Je me suis demandé s'il était possible de créer un "jeu sérieux" qui soit à la fois un outil d'éducation ET un outil de divertissement. Ça n'avait jamais encore été fait à ma connaissance. J'ai passé deux ans à répondre à cette question et la réponse est "OUI !". J'ai créé un jeu qui sera vendu en boutiques de jeux, joué en ludothèques et en associations de JDS, utilisé comme outil de médiation et d'enseignement, dans les musées et dans les écoles. Cette capacité d'être à la fois un vrai jeu et un vrai outil d'enseignement a été au cœur de mes préoccupations de game-design. Je suis fier d'avoir réussi, d'avoir montré que c'était possible, que divertissement et éducation n'étaient pas contradictoires. Pour moi, c'est un moyen de contribuer humblement à démontrer que le jeu de société est une culture à part entière et qu'on ne saurait l'opposer à des objectifs éducatifs. Quand tu es pédagogue et que tu crées un serious-game par exemple, si tu veux faire du bon travail, eh bien recrute un game-designer, un expert du jeu, et fais tester ton jeu par des joueurs, sinon tu fais seulement la moitié du boulot.

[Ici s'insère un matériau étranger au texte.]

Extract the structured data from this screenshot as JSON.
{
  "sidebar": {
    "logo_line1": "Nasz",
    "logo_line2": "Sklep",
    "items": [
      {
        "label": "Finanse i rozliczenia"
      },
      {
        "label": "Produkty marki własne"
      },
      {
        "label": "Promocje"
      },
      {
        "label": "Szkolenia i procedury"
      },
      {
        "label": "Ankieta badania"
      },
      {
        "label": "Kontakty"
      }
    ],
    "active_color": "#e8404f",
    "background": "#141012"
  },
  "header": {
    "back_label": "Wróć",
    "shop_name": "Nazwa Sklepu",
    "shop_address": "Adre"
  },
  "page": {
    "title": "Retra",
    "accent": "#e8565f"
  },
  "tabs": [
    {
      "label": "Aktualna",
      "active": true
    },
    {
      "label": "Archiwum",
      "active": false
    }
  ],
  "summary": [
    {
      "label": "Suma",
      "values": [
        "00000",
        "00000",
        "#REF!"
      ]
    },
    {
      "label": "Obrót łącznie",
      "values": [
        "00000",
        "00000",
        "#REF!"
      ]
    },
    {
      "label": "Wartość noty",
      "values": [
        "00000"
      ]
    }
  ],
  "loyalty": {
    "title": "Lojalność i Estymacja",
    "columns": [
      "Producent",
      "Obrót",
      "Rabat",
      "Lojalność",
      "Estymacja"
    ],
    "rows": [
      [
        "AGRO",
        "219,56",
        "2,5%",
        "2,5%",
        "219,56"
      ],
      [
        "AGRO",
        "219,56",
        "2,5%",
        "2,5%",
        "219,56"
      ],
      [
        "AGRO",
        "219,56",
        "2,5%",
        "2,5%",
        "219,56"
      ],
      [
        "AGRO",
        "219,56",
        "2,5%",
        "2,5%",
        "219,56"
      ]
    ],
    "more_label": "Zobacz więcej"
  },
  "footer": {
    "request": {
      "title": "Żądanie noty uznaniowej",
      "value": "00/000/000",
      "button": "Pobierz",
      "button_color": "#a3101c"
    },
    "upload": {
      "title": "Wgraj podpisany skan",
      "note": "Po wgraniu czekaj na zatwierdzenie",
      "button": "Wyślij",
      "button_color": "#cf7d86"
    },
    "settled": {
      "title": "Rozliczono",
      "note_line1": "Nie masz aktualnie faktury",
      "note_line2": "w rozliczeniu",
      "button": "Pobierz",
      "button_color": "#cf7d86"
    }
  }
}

Bon, accessoirement, la principale raison qui me pousse à créer des jeux, c'est que j'aime ça. J'aime autant créer des jeux qu'y jouer. Je trouve ça très motivant intellectuellement. Un jeu, c'est une société en miniature. C'est un système bien huilé dont toutes les mécaniques tournent admirablement pour produire des effets définis à l'avance. Pour moi, le jeu n'est pas seulement un produit culturel, je le perçois également comme une forme d'art.
► Peux-tu nous résumer les étapes de la création du jeu, jusqu’à la campagne sur Ulule ?
De 2009 à 2015, j'ai beaucoup bricolé, notamment du côté du jeu de rôle. J'ai présenté un avant-projet de jeu de rôle sur l'archéologie à une grande administration archéologique sur Paris, et ça m'a fait prendre conscience du potentiel d'un jeu à la fois ludique et éducatif. Mais le jeu de rôle était trop difficile d'accès, pas assez grand public pour ce que je voulais faire. Fin 2015, j'ai perdu mon emploi, et j'ai choisi de me consacrer à fond au développement d'Opération Archéo, dont j'avais eu l'idée peu de temps avant.
2016 a servi à créer un prototype, à tester, modifier, retester, remodifier, re-re-tester, etc... sur plus de 20 versions de prototypes différentes. La première moitié de 2017 m'a permis de valider l'intérêt du jeu tout en le fignolant. J'ai présenté Opération Archéo à des joueurs expérimentés, à des musées, à des enseignants. Au total, je l'ai fait tester à plus de 250 personnes avant de considérer le jeu comme abouti. La deuxième moitié de 2017 m'a permis de créer la société d'édition et de finaliser Opération Archéo. J'ai recruté les différents prestataires : Illustrateurs, graphistes, développeur, imprimeur... Désormais, le jeu est finalisé et la campagne est presque terminée. Maintenant, j'aborde la deuxième phase du projet : faire d'Opération Archéo une réussite commerciale, afin d'avoir le budget nécessaire pour financer mes projets suivants. Créer et éditer un jeu, ça coûte cher !
► Qui sont les auteurs des illustrations ?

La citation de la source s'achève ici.